We are using java 8 parallel stream to process a task, and we are submitting the task through ForkJoinPool#submit. We are not using jvm wide ForkJoinPool.commonPool, instead we are creating our own custom pool to specify the parallelism and storing it as static variable.
We have validation framework, where we subject a list of tables to a List of Validators, and we submit this job through the custom ForkJoinPool as follows:
static ForkJoinPool forkJoinPool = new ForkJoinPool(4);
List<Table> tables = tableDAO.findAll();
ModelValidator<Table, ValidationResult> validator = ValidatorFactory
.getInstance().getTableValidator();
List<ValidationResult> result = forkJoinPool.submit(
() -> tables.stream()
.parallel()
.map(validator)
.filter(result -> result.getValidationMessages().size() > 0)
.collect(Collectors.toList())).get();
The problem we are having is, in the downstream components, the individual validators which run on separate threads from our static ForkJoinPool rely on tenant_id, which is different for every request and is stored in an InheritableThreadLocal variable. Since we are creating a static ForkJoinPool, the threads pooled by the ForkJoinPool will only inherit the value of the parent thread, when it is created first time. But these pooled threads will not know the new tenant_id for the current request. So for subsequent execution these pooled threads are using old tenant_id.
I tried creating a custom ForkJoinPool and specifying ForkJoinWorkerThreadFactory in the constructor and overriding the onStart method to feed the new tenant_id. But that doesnt work, since the onStart method is called only once at creation time and not during individual execution time.
Seems like we need something like the ThreadPoolExecutor#beforeExecute which is not available in case of ForkJoinPool. So what alternative do we have if we want to pass the current thread local value to the statically pooled threads?
One workaround would be to create the ForkJoinPool for each request, rather than make it static but we wouldn't want to do it, to avoid the expensive nature of thread creation.

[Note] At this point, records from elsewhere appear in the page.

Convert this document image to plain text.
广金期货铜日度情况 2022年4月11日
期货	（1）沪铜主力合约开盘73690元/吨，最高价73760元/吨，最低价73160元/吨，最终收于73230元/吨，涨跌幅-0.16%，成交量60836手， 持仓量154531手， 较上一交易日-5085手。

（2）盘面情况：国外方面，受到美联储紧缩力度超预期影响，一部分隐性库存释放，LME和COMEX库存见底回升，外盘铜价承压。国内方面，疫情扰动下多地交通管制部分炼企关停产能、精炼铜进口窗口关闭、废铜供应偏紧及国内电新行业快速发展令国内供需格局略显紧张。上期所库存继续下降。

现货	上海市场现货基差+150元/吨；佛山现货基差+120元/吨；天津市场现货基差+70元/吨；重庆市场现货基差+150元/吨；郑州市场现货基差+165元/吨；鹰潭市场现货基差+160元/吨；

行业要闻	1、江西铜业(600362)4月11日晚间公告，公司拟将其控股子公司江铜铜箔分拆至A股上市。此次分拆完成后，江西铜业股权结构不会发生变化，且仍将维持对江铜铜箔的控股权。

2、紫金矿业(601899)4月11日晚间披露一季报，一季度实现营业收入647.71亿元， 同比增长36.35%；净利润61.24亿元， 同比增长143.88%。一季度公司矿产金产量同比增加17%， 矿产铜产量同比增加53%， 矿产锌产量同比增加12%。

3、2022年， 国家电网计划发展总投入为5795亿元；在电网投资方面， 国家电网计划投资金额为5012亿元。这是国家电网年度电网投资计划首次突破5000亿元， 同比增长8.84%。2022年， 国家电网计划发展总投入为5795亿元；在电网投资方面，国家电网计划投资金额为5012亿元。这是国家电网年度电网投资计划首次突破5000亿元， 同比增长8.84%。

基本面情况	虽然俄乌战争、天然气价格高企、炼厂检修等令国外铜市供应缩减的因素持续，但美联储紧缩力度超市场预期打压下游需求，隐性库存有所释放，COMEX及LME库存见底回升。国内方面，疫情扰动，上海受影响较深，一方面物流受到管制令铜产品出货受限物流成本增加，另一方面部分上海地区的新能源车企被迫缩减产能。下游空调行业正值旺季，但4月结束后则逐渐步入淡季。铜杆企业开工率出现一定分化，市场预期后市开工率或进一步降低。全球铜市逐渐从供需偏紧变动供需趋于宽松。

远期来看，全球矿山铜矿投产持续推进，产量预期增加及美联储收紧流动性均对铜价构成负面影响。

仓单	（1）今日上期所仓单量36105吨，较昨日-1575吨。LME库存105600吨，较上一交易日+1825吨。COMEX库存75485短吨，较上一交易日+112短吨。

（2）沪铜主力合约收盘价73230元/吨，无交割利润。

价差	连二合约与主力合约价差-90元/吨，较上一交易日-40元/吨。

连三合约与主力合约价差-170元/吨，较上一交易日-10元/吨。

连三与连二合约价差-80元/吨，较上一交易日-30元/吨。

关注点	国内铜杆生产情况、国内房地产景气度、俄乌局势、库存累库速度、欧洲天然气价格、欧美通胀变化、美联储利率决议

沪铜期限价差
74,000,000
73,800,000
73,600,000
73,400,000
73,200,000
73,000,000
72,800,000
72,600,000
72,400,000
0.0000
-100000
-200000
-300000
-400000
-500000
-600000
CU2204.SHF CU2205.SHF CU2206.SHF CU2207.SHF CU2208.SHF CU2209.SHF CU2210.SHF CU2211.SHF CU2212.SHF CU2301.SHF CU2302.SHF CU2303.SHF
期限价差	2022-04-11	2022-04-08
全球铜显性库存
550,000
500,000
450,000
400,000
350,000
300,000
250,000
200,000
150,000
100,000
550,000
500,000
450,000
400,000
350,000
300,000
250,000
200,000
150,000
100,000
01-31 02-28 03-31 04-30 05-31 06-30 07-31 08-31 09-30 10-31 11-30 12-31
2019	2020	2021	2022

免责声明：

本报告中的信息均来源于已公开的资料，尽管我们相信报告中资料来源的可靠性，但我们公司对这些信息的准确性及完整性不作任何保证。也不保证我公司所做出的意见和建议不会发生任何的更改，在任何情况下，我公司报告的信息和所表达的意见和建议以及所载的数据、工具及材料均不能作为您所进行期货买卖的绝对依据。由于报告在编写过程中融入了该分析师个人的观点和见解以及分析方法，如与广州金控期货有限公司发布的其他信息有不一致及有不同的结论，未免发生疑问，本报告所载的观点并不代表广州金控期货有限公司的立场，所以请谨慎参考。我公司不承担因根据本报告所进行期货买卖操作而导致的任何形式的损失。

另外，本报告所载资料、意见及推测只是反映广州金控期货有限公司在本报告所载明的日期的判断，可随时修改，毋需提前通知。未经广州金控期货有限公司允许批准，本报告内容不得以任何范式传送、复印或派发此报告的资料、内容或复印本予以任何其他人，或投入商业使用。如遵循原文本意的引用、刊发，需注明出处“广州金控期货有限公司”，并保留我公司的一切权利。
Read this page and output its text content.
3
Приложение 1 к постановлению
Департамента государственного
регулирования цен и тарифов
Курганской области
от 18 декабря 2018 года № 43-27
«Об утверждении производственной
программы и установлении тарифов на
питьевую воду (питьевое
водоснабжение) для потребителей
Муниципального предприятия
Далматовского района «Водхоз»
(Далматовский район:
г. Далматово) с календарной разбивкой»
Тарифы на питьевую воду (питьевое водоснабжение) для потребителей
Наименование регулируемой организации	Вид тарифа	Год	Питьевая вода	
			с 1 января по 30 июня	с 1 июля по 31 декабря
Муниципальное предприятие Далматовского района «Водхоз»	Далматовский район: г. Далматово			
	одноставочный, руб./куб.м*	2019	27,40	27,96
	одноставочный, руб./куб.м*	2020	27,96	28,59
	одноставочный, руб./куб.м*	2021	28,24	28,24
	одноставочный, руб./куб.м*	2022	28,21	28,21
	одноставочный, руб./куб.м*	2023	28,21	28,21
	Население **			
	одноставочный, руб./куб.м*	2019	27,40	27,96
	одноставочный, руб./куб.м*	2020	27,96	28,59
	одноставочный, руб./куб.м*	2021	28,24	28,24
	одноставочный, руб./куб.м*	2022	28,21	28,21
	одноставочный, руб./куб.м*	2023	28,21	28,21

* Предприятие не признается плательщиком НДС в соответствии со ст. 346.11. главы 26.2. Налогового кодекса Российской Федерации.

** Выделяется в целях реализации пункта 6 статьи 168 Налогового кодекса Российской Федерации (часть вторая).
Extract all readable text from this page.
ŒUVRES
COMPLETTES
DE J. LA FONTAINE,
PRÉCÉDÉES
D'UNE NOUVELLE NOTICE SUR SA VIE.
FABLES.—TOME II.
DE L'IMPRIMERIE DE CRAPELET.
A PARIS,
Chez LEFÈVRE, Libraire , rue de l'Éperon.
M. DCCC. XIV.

What alternatives do we have?
I found the following solution that works without changing any underlying code. Basically, the map method takes a functional interface which I am representing as a lambda expression. This expression adds a preExecution hook to set the new tenantId in the current ThreadLocal
and cleaning it up in postExecution.
forkJoinPool.submit(tables.stream()
.parallel()
.map((item) -> {
preExecution(tenantId);
try {
return validator.apply(item);
} finally {
postExecution();
}
}
)
.filter(validationResult ->
validationResult.getValidationMessages()
.size() > 0)
.collect(Collectors.toList())).get();